/* Google Webmaster Tools */ Baker Pacific Blog: June 2008

Friday, June 06, 2008

Due Diligence in Reverse
Companies in the midst of being acquired expect the potential acquirer to perform a thorough due diligence review. But what level of due diligence on the acquirer, or “reverse due diligence,” should they demand?

There are several aspects this question.

Cash as consideration

First, for the investors / shareholders, does the health of the acquirer affect the consideration received? In the case of an all-cash deal, it’s pretty clear that it doesn’t matter. As long as the acquirer has access to the cash and provides adequate comfort that the transaction will close, not much further is necessary or can be demanded. But if the consideration is the stock of the acquirer, some level of investigation of the acquirer is called for.

Stock as consideration, large public company as acquirer

If the acquirer is a large public company, a request for reverse due diligence may be met with a curt, “Please refer to our website and to www.sec.gov for everything you need to know.” In fact, the stock of large or heavily traded public company can be treated much like cash, as it has a more concrete value and can be readily sold. Thus, the same public information available to institutional and individual investors should suffice.

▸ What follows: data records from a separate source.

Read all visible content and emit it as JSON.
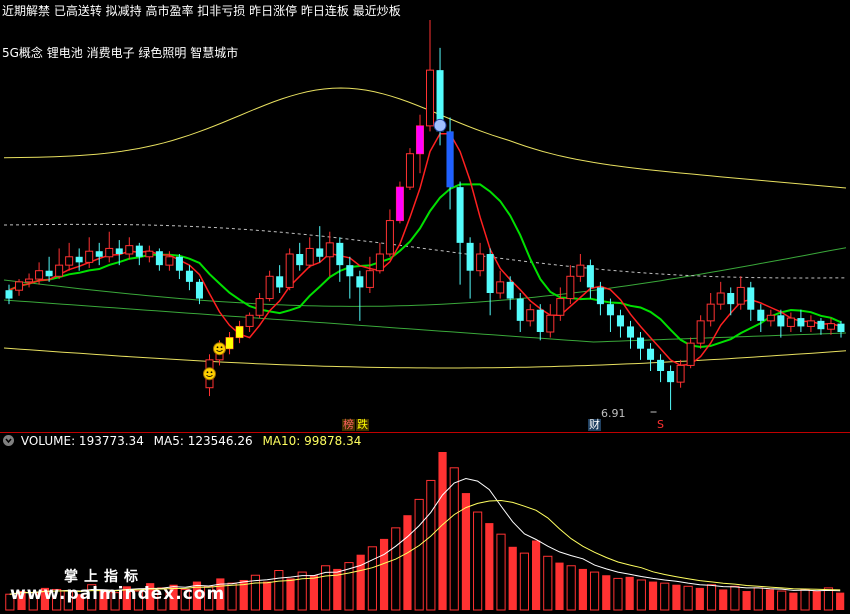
{
  "header": {
    "tags_line1": "近期解禁 已高送转 拟减持 高市盈率 扣非亏损 昨日涨停 昨日连板 最近炒板",
    "tags_line2": "5G概念 锂电池 消费电子 绿色照明 智慧城市"
  },
  "markers": {
    "low_price": "6.91",
    "bang": "榜",
    "die": "跌",
    "cai": "财",
    "s": "S"
  },
  "volume_panel": {
    "label": "VOLUME: 193773.34",
    "ma5": "MA5: 123546.26",
    "ma10": "MA10: 99878.34"
  },
  "watermark": {
    "line1": "掌上指标",
    "line2": "www.palmindex.com"
  },
  "colors": {
    "up": "#ff3232",
    "down": "#54fcfc",
    "ma_green": "#00e000",
    "ma_red": "#ff2020",
    "band_yellow": "#e8e060",
    "band_green": "#3aa83a",
    "magenta": "#ff00ff",
    "blue": "#2060ff",
    "yellow": "#ffff00"
  },
  "chart_data": [
    {
      "type": "candlestick",
      "title": "",
      "low_label": 6.91,
      "candles": [
        [
          0.4,
          0.43,
          0.38,
          0.45,
          "d"
        ],
        [
          0.43,
          0.46,
          0.41,
          0.47,
          "u"
        ],
        [
          0.46,
          0.47,
          0.44,
          0.49,
          "u"
        ],
        [
          0.47,
          0.5,
          0.45,
          0.53,
          "u"
        ],
        [
          0.5,
          0.48,
          0.46,
          0.55,
          "d"
        ],
        [
          0.48,
          0.52,
          0.47,
          0.58,
          "u"
        ],
        [
          0.52,
          0.55,
          0.5,
          0.6,
          "u"
        ],
        [
          0.55,
          0.53,
          0.5,
          0.58,
          "d"
        ],
        [
          0.53,
          0.57,
          0.51,
          0.62,
          "u"
        ],
        [
          0.57,
          0.55,
          0.52,
          0.6,
          "d"
        ],
        [
          0.55,
          0.58,
          0.53,
          0.64,
          "u"
        ],
        [
          0.58,
          0.56,
          0.52,
          0.61,
          "d"
        ],
        [
          0.56,
          0.59,
          0.54,
          0.62,
          "u"
        ],
        [
          0.59,
          0.55,
          0.52,
          0.6,
          "d"
        ],
        [
          0.55,
          0.57,
          0.53,
          0.59,
          "u"
        ],
        [
          0.57,
          0.52,
          0.5,
          0.58,
          "d"
        ],
        [
          0.52,
          0.55,
          0.5,
          0.57,
          "u"
        ],
        [
          0.55,
          0.5,
          0.47,
          0.56,
          "d"
        ],
        [
          0.5,
          0.46,
          0.43,
          0.52,
          "d"
        ],
        [
          0.46,
          0.4,
          0.38,
          0.47,
          "d"
        ],
        [
          0.08,
          0.18,
          0.05,
          0.2,
          "u"
        ],
        [
          0.18,
          0.22,
          0.16,
          0.25,
          "u"
        ],
        [
          0.22,
          0.26,
          0.2,
          0.28,
          "u"
        ],
        [
          0.26,
          0.3,
          0.24,
          0.32,
          "u"
        ],
        [
          0.3,
          0.34,
          0.28,
          0.35,
          "u"
        ],
        [
          0.34,
          0.4,
          0.33,
          0.42,
          "u"
        ],
        [
          0.4,
          0.48,
          0.39,
          0.5,
          "u"
        ],
        [
          0.48,
          0.44,
          0.42,
          0.52,
          "d"
        ],
        [
          0.44,
          0.56,
          0.43,
          0.58,
          "u"
        ],
        [
          0.56,
          0.52,
          0.5,
          0.6,
          "d"
        ],
        [
          0.52,
          0.58,
          0.51,
          0.62,
          "u"
        ],
        [
          0.58,
          0.55,
          0.53,
          0.66,
          "d"
        ],
        [
          0.55,
          0.6,
          0.48,
          0.64,
          "u"
        ],
        [
          0.6,
          0.52,
          0.46,
          0.62,
          "d"
        ],
        [
          0.52,
          0.48,
          0.4,
          0.55,
          "d"
        ],
        [
          0.48,
          0.44,
          0.32,
          0.5,
          "d"
        ],
        [
          0.44,
          0.5,
          0.42,
          0.55,
          "u"
        ],
        [
          0.5,
          0.56,
          0.49,
          0.6,
          "u"
        ],
        [
          0.56,
          0.68,
          0.55,
          0.72,
          "u"
        ],
        [
          0.68,
          0.8,
          0.67,
          0.82,
          "u"
        ],
        [
          0.8,
          0.92,
          0.79,
          0.94,
          "u"
        ],
        [
          0.92,
          1.02,
          0.85,
          1.06,
          "u"
        ],
        [
          1.02,
          1.22,
          1.0,
          1.4,
          "u"
        ],
        [
          1.22,
          1.0,
          0.95,
          1.3,
          "d"
        ],
        [
          1.0,
          0.8,
          0.72,
          1.05,
          "d"
        ],
        [
          0.8,
          0.6,
          0.45,
          0.82,
          "d"
        ],
        [
          0.6,
          0.5,
          0.4,
          0.62,
          "d"
        ],
        [
          0.5,
          0.56,
          0.48,
          0.6,
          "u"
        ],
        [
          0.56,
          0.42,
          0.34,
          0.58,
          "d"
        ],
        [
          0.42,
          0.46,
          0.4,
          0.5,
          "u"
        ],
        [
          0.46,
          0.4,
          0.36,
          0.48,
          "d"
        ],
        [
          0.4,
          0.32,
          0.28,
          0.42,
          "d"
        ],
        [
          0.32,
          0.36,
          0.3,
          0.38,
          "u"
        ],
        [
          0.36,
          0.28,
          0.25,
          0.38,
          "d"
        ],
        [
          0.28,
          0.34,
          0.26,
          0.38,
          "u"
        ],
        [
          0.34,
          0.4,
          0.32,
          0.44,
          "u"
        ],
        [
          0.4,
          0.48,
          0.38,
          0.52,
          "u"
        ],
        [
          0.48,
          0.52,
          0.46,
          0.56,
          "u"
        ],
        [
          0.52,
          0.44,
          0.4,
          0.54,
          "d"
        ],
        [
          0.44,
          0.38,
          0.34,
          0.46,
          "d"
        ],
        [
          0.38,
          0.34,
          0.28,
          0.4,
          "d"
        ],
        [
          0.34,
          0.3,
          0.26,
          0.36,
          "d"
        ],
        [
          0.3,
          0.26,
          0.22,
          0.32,
          "d"
        ],
        [
          0.26,
          0.22,
          0.18,
          0.28,
          "d"
        ],
        [
          0.22,
          0.18,
          0.14,
          0.24,
          "d"
        ],
        [
          0.18,
          0.14,
          0.1,
          0.2,
          "d"
        ],
        [
          0.14,
          0.1,
          0.0,
          0.16,
          "d"
        ],
        [
          0.1,
          0.16,
          0.08,
          0.18,
          "u"
        ],
        [
          0.16,
          0.24,
          0.15,
          0.26,
          "u"
        ],
        [
          0.24,
          0.32,
          0.22,
          0.34,
          "u"
        ],
        [
          0.32,
          0.38,
          0.3,
          0.42,
          "u"
        ],
        [
          0.38,
          0.42,
          0.36,
          0.46,
          "u"
        ],
        [
          0.42,
          0.38,
          0.34,
          0.44,
          "d"
        ],
        [
          0.38,
          0.44,
          0.36,
          0.48,
          "u"
        ],
        [
          0.44,
          0.36,
          0.32,
          0.46,
          "d"
        ],
        [
          0.36,
          0.32,
          0.28,
          0.38,
          "d"
        ],
        [
          0.32,
          0.34,
          0.3,
          0.36,
          "u"
        ],
        [
          0.34,
          0.3,
          0.26,
          0.36,
          "d"
        ],
        [
          0.3,
          0.33,
          0.28,
          0.35,
          "u"
        ],
        [
          0.33,
          0.3,
          0.28,
          0.36,
          "d"
        ],
        [
          0.3,
          0.32,
          0.28,
          0.34,
          "u"
        ],
        [
          0.32,
          0.29,
          0.27,
          0.33,
          "d"
        ],
        [
          0.29,
          0.31,
          0.27,
          0.33,
          "u"
        ],
        [
          0.31,
          0.28,
          0.26,
          0.32,
          "d"
        ]
      ],
      "volumes": [
        [
          "u",
          0.1
        ],
        [
          "d",
          0.12
        ],
        [
          "u",
          0.11
        ],
        [
          "d",
          0.14
        ],
        [
          "u",
          0.13
        ],
        [
          "u",
          0.12
        ],
        [
          "d",
          0.1
        ],
        [
          "u",
          0.16
        ],
        [
          "d",
          0.13
        ],
        [
          "u",
          0.11
        ],
        [
          "d",
          0.15
        ],
        [
          "u",
          0.12
        ],
        [
          "d",
          0.17
        ],
        [
          "u",
          0.14
        ],
        [
          "d",
          0.16
        ],
        [
          "u",
          0.13
        ],
        [
          "d",
          0.18
        ],
        [
          "u",
          0.15
        ],
        [
          "d",
          0.2
        ],
        [
          "u",
          0.17
        ],
        [
          "d",
          0.19
        ],
        [
          "u",
          0.22
        ],
        [
          "d",
          0.18
        ],
        [
          "u",
          0.25
        ],
        [
          "d",
          0.2
        ],
        [
          "u",
          0.24
        ],
        [
          "d",
          0.22
        ],
        [
          "u",
          0.28
        ],
        [
          "d",
          0.26
        ],
        [
          "u",
          0.3
        ],
        [
          "d",
          0.35
        ],
        [
          "u",
          0.4
        ],
        [
          "d",
          0.45
        ],
        [
          "u",
          0.52
        ],
        [
          "d",
          0.6
        ],
        [
          "u",
          0.7
        ],
        [
          "u",
          0.82
        ],
        [
          "d",
          1.0
        ],
        [
          "u",
          0.9
        ],
        [
          "d",
          0.74
        ],
        [
          "u",
          0.62
        ],
        [
          "d",
          0.55
        ],
        [
          "u",
          0.48
        ],
        [
          "d",
          0.4
        ],
        [
          "u",
          0.36
        ],
        [
          "d",
          0.44
        ],
        [
          "u",
          0.34
        ],
        [
          "d",
          0.3
        ],
        [
          "u",
          0.28
        ],
        [
          "d",
          0.26
        ],
        [
          "u",
          0.24
        ],
        [
          "d",
          0.22
        ],
        [
          "u",
          0.2
        ],
        [
          "d",
          0.21
        ],
        [
          "u",
          0.19
        ],
        [
          "d",
          0.18
        ],
        [
          "u",
          0.17
        ],
        [
          "d",
          0.16
        ],
        [
          "u",
          0.15
        ],
        [
          "d",
          0.14
        ],
        [
          "u",
          0.16
        ],
        [
          "d",
          0.13
        ],
        [
          "u",
          0.15
        ],
        [
          "d",
          0.12
        ],
        [
          "u",
          0.14
        ],
        [
          "d",
          0.13
        ],
        [
          "u",
          0.12
        ],
        [
          "d",
          0.11
        ],
        [
          "u",
          0.13
        ],
        [
          "d",
          0.12
        ],
        [
          "u",
          0.14
        ],
        [
          "d",
          0.11
        ]
      ]
    }
  ]
}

Stock as consideration, smaller public company or private company acquirer

If the acquirer is a public company with a low trading volume or is a private company, the issue of reverse due diligence certainly comes into play. Investors in the target company expect to understand the value of the new combined company. However, the acquirer, feeling like they are the party that is “paying,” will expect the review to be limited. To me, a reasonable middle ground is for the acquirer to provide information consistent with what it would provide a similar size cash investor in the company.

Additional considerations for the executive team

For the executive team, there are additional concerns regarding the health, future, and vision of the acquiring company. For some of the team, they will have a moral expectation and financial incentive to stay with the combined company for a period of time, so they are betting personal opportunity cost over and above the risk incurred by the other shareholders. The team should understand and be comfortable with the future direction of the combined company, much as if they were interviewing for their future positions.

Overall, the issue of reverse due diligence is highly situational, ranging from cases when it is completely inappropriate to cases when it absolutely should occur. It’s important to identify which of the above instances is relevant in order to take a responsible yet reasonable position.